Metodi di rilevazione

Per ciascun indicatore va dettagliato come si intende rilevarlo e con quali strumenti: rubriche e griglie di osservazione (da consegnare agli alunni preventivamente e da allegare successivamente), controllo della documentazione, esame dei risultati ecc.

Scala di valutazione

Per ogni prestazione (e per gli indicatori corrispondenti) va precisato il peso percentuale, che essa assume ai fini della valutazione della competenza (attenzione: il peso di una stessa prestazione può variare a seconda dell’attività).

 

L’efficacia dell’azione didattica è connessa alla cura dell’ambiente di apprendimento: a) costruire attività accattivanti e motivanti; b) collocarle in situazioni reali di vita, anche ricreando a scuola contesti d’uso, realizzando prodotti autentici; c) governare il clima di classe, mentre si lavora sull’unità di apprendimento, per controllare sempre la collaborazione fra gli allievi e la disponibilità ad ascoltare da parte di tutti.

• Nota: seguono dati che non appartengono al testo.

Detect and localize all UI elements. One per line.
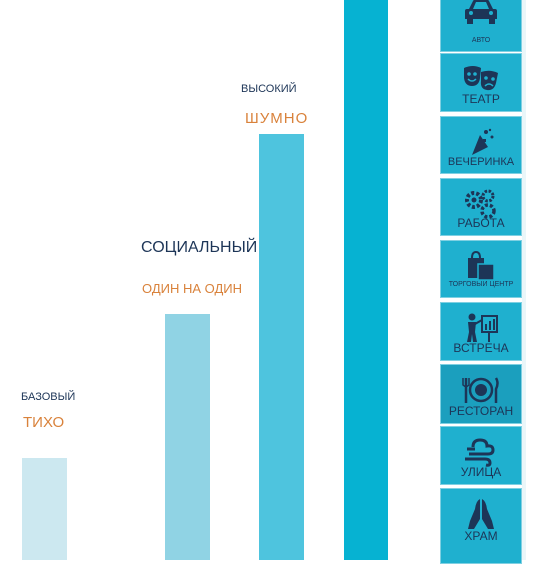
party-popper-icon [441,125,521,159]
tile-party[interactable]: ВЕЧЕРИНКА [440,116,522,174]
level-bar-basic [22,458,67,560]
tile-label: ХРАМ [464,529,498,543]
level-bar-max [344,0,388,560]
tile-label: УЛИЦА [460,465,502,479]
level-bar-social [165,314,210,560]
tile-work[interactable]: РАБОТА [440,178,522,236]
tile-temple[interactable]: ХРАМ [440,488,522,564]
shopping-bags-icon [441,249,521,283]
level-subtitle-high: ШУМНО [245,110,309,127]
side-column [522,0,526,560]
tile-theater[interactable]: ТЕАТР [440,53,522,112]
tile-restaurant[interactable]: РЕСТОРАН [440,364,522,424]
level-subtitle-social: ОДИН НА ОДИН [142,281,243,296]
plate-cutlery-icon [441,373,521,407]
wind-icon [441,435,521,469]
level-title-social: СОЦИАЛЬНЫЙ [141,239,258,256]
tile-label: ТОРГОВЫЙ ЦЕНТР [448,281,514,288]
tile-label: ВЕЧЕРИНКА [447,156,515,168]
tile-label: ВСТРЕЧА [453,341,509,355]
tile-label: РЕСТОРАН [448,404,514,418]
level-title-basic: БАЗОВЫЙ [21,391,76,403]
praying-hands-icon [441,497,521,531]
car-icon [441,0,521,29]
theater-masks-icon [441,62,521,96]
gears-icon [441,187,521,221]
tile-auto[interactable]: АВТО [440,0,522,52]
tile-label: ТЕАТР [462,92,500,106]
tile-mall[interactable]: ТОРГОВЫЙ ЦЕНТР [440,240,522,298]
tile-label: РАБОТА [457,216,505,230]
level-subtitle-basic: ТИХО [23,414,65,431]
tile-street[interactable]: УЛИЦА [440,426,522,485]
tile-label: АВТО [471,37,491,44]
tile-meeting[interactable]: ВСТРЕЧА [440,302,522,361]
level-title-high: ВЫСОКИЙ [241,83,297,95]
level-bar-high [259,134,304,560]
presentation-icon [441,311,521,345]
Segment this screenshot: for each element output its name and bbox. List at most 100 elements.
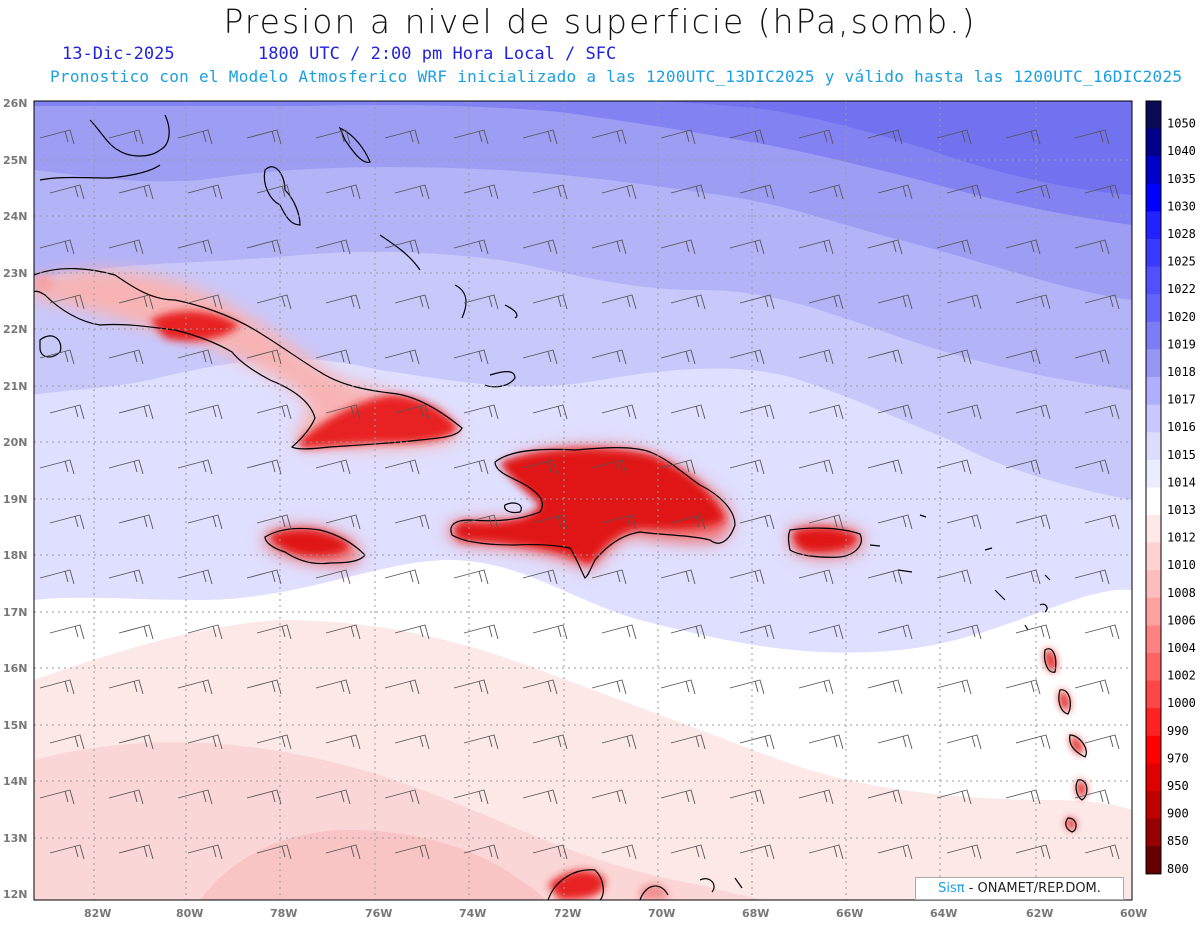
coastlines bbox=[34, 114, 1088, 900]
wind-barb bbox=[946, 514, 982, 530]
lon-label: 72W bbox=[554, 907, 581, 920]
colorbar-label: 1013 bbox=[1167, 503, 1196, 517]
colorbar-swatch bbox=[1146, 708, 1161, 737]
wind-barb bbox=[453, 459, 489, 475]
wind-barb bbox=[246, 349, 282, 365]
wind-barb bbox=[946, 844, 982, 860]
wind-barb bbox=[729, 459, 765, 475]
wind-barb bbox=[187, 624, 223, 640]
lat-label: 20N bbox=[3, 436, 28, 449]
wind-barb bbox=[867, 349, 903, 365]
wind-barb bbox=[808, 734, 844, 750]
wind-barb bbox=[601, 734, 637, 750]
wind-barb bbox=[1015, 844, 1051, 860]
colorbar-label: 950 bbox=[1167, 779, 1189, 793]
lat-label: 13N bbox=[3, 832, 28, 845]
lat-label: 24N bbox=[3, 210, 28, 223]
wind-barb bbox=[808, 404, 844, 420]
wind-barb bbox=[670, 734, 706, 750]
wind-barb bbox=[601, 624, 637, 640]
colorbar-label: 1028 bbox=[1167, 227, 1196, 241]
wind-barb bbox=[453, 569, 489, 585]
colorbar-label: 970 bbox=[1167, 751, 1189, 765]
colorbar-swatch bbox=[1146, 791, 1161, 820]
wind-barb bbox=[867, 679, 903, 695]
wind-barb bbox=[729, 129, 765, 145]
wind-barb bbox=[256, 734, 292, 750]
wind-barb bbox=[1005, 129, 1041, 145]
wind-barb bbox=[384, 239, 420, 255]
wind-barb bbox=[325, 294, 361, 310]
wind-barb bbox=[384, 679, 420, 695]
wind-barb bbox=[532, 404, 568, 420]
wind-barb bbox=[1084, 844, 1120, 860]
map-title: Presion a nivel de superficie (hPa,somb.… bbox=[223, 2, 977, 41]
lon-label: 62W bbox=[1026, 907, 1053, 920]
wind-barb bbox=[315, 569, 351, 585]
wind-barb bbox=[798, 679, 834, 695]
wind-barb bbox=[463, 514, 499, 530]
wind-barb bbox=[118, 404, 154, 420]
wind-barb bbox=[739, 294, 775, 310]
band-1018 bbox=[34, 101, 1132, 225]
wind-barb bbox=[108, 569, 144, 585]
wind-barb bbox=[660, 789, 696, 805]
wind-barb bbox=[591, 569, 627, 585]
wind-barb bbox=[187, 844, 223, 860]
wind-barb bbox=[867, 569, 903, 585]
colorbar-swatch bbox=[1146, 680, 1161, 709]
jamaica-coast bbox=[264, 527, 366, 565]
colorbar-label: 1010 bbox=[1167, 558, 1196, 572]
wind-barb bbox=[177, 569, 213, 585]
wind-barb bbox=[867, 459, 903, 475]
wind-barb bbox=[1074, 569, 1110, 585]
wind-barb bbox=[798, 239, 834, 255]
wind-barb bbox=[660, 679, 696, 695]
wind-barb bbox=[601, 844, 637, 860]
lat-label: 12N bbox=[3, 888, 28, 901]
valid-time: 1800 UTC / 2:00 pm Hora Local / SFC bbox=[258, 44, 617, 64]
wind-barb bbox=[532, 514, 568, 530]
wind-barb bbox=[1005, 569, 1041, 585]
wind-barb bbox=[1074, 789, 1110, 805]
isla-juventud-coast bbox=[39, 335, 62, 358]
wind-barb bbox=[808, 624, 844, 640]
wind-barb bbox=[1005, 349, 1041, 365]
wind-barb bbox=[187, 514, 223, 530]
wind-barb bbox=[325, 734, 361, 750]
lon-label: 78W bbox=[270, 907, 297, 920]
colorbar-label: 1020 bbox=[1167, 310, 1196, 324]
band-1010 bbox=[34, 742, 770, 900]
wind-barb bbox=[1005, 789, 1041, 805]
wind-barb bbox=[384, 129, 420, 145]
wind-barb bbox=[256, 514, 292, 530]
wind-barb bbox=[394, 844, 430, 860]
lat-label: 22N bbox=[3, 323, 28, 336]
wind-barb bbox=[118, 184, 154, 200]
wind-barb bbox=[108, 349, 144, 365]
colorbar-label: 990 bbox=[1167, 724, 1189, 738]
colorbar-swatch bbox=[1146, 101, 1161, 130]
wind-barb bbox=[808, 294, 844, 310]
wind-barb bbox=[463, 294, 499, 310]
wind-barb bbox=[1074, 679, 1110, 695]
wind-barb bbox=[325, 844, 361, 860]
colorbar-swatch bbox=[1146, 542, 1161, 571]
wind-barb bbox=[532, 624, 568, 640]
colorbar-swatch bbox=[1146, 653, 1161, 682]
colorbar-swatch bbox=[1146, 763, 1161, 792]
colorbar-swatch bbox=[1146, 128, 1161, 157]
wind-barb bbox=[256, 624, 292, 640]
wind-barb bbox=[463, 844, 499, 860]
wind-barb bbox=[522, 239, 558, 255]
colorbar-label: 1000 bbox=[1167, 696, 1196, 710]
lat-label: 21N bbox=[3, 380, 28, 393]
wind-barb bbox=[384, 349, 420, 365]
wind-barb bbox=[246, 239, 282, 255]
wind-barb bbox=[394, 294, 430, 310]
lat-label: 25N bbox=[3, 154, 28, 167]
wind-barb bbox=[187, 404, 223, 420]
bahamas-eleuthera bbox=[379, 234, 518, 388]
wind-barb bbox=[1074, 129, 1110, 145]
wind-barb bbox=[591, 349, 627, 365]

La comunicazione sulla valutazione agli alunni e alle loro famiglie deve essere regolare, dettagliata e chiara: gli alunni dovrebbero ricevere il feedback del voto alla fine di ogni lezione o sua parte significativa; i criteri di valutazione devono essere comunicati prima di ciascuna prova e il messaggio valutativo deve contenere indicazioni per lo sviluppo delle competenze; infine, il giudizio deve essere in un linguaggio ben comprensibile per chi lo riceve.

I sistemi di valutazione, comunque, vanno regolarmente rivisti e migliorati, nell’ottica di una valutazione totale ed autentica.

Il paradigma della valutazione da misurazione diventa triangolazione, perché più prove differenziate da diverse prospettive riescono meglio a cogliere l’unicità di ogni alunno, a svilupparne curiosità ed integrazione sociale e a nutrire i suoi bisogni di commisurazione e di movimento.